We're bounding along in the park, our usual happy selves, when we hear this sound. It is the sound of someone kicked out of their very own home, the sound of a poor misguided soul practising the saxaphone. Don't get me wrong, there is no sexier instrument than the saxaphone, played well. As one might imagine though, the skill level of someone sent to the park to practise their instrument does not tend to be in the higher range.

So we're all walking along, coping with the discord, all that is, except Jemima, the smallest of the pack. As soon as she becomes aware that her regular sounds of breeze in trees and carolling cockatoos have been disrupted, the little munchkin sprints forth to find the offender and howl him down. By the time we all catch up, the poor confused would-be saxophonist has downed his instrument and is staring in disbelief at this angry ball of fluff.

Job done, we move on. Sadsax starts again. I look at Jemima, she looks at me.

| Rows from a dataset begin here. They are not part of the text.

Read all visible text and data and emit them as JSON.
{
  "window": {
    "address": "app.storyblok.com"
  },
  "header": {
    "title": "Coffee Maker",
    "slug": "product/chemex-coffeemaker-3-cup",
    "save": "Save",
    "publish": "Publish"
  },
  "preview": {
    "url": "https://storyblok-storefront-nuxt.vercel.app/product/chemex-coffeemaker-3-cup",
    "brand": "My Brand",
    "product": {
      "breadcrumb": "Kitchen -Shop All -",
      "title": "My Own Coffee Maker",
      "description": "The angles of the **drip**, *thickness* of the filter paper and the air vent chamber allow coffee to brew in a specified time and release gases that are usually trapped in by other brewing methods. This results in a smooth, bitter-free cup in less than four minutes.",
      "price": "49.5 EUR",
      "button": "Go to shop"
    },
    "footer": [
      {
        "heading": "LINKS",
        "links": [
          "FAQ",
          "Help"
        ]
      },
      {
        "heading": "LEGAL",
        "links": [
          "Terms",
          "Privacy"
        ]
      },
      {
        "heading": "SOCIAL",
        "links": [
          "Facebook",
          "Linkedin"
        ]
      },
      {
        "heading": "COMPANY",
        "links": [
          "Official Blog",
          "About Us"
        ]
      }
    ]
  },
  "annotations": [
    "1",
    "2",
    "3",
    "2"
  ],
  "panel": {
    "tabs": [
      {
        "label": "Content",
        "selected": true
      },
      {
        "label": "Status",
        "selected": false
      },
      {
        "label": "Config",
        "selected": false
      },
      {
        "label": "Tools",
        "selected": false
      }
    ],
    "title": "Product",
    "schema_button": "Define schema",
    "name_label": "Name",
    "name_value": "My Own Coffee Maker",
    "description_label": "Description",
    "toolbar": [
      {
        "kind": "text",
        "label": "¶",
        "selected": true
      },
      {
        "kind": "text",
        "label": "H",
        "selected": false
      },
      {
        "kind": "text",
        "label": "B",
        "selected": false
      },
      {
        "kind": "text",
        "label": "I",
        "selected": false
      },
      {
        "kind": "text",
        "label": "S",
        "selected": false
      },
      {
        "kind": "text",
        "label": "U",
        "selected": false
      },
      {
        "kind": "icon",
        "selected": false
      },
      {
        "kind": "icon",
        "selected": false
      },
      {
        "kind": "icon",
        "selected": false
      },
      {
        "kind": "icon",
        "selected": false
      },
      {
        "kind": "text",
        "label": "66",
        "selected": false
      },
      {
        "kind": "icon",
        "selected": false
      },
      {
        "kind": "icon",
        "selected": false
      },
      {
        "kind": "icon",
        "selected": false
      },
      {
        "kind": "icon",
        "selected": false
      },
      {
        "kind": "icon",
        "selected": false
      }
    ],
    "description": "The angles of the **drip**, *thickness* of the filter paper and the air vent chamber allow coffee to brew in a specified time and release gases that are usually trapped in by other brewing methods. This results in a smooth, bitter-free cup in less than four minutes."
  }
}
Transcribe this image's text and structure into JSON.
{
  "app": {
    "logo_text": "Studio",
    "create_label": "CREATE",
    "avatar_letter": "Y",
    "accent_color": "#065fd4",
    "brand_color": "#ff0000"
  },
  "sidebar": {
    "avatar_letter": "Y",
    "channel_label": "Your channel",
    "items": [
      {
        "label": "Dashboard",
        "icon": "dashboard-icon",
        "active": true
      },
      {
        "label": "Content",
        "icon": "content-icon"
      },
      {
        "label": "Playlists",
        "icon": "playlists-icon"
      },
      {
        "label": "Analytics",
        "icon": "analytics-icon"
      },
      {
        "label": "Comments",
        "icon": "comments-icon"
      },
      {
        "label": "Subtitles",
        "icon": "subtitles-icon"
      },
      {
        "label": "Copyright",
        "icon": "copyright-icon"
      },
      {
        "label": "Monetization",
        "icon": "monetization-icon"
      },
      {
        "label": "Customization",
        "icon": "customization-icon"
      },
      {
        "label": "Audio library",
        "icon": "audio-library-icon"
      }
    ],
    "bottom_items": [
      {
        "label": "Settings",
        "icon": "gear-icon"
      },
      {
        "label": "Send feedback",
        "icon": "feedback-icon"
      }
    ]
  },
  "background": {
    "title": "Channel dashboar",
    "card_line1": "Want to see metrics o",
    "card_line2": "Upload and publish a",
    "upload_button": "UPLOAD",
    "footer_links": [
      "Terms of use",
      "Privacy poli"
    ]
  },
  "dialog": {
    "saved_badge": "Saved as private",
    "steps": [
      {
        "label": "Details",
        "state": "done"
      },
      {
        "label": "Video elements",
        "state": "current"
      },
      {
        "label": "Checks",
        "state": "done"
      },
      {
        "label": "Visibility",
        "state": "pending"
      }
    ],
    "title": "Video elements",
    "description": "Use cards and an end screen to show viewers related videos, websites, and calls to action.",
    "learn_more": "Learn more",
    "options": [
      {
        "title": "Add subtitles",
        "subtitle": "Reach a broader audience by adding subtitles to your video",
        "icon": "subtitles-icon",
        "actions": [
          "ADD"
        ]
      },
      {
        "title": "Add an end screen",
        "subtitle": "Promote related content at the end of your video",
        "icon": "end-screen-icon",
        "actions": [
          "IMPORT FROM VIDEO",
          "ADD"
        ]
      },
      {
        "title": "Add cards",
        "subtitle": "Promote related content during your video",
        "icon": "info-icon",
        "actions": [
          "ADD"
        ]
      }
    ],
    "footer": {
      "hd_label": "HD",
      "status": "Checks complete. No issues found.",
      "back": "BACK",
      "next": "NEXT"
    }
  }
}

There's a decision to be made here and I believe she makes the right one. She moves toward me and climbs up my leg. This signals her need for a consoling cuddle. Dutifully I pick her up and begin to snuggle her little head into my neck. But no. No, this is not what she wants. She struggles, forging her little body ever higher until she is virtually standing on my shoulders. And now she fills those little lungs with more warm air than global warming has ever produced and she lets loose. Screaming abuse at the misguided musician, right next to my ear. She didn't want a cuddle at all, she just needed height!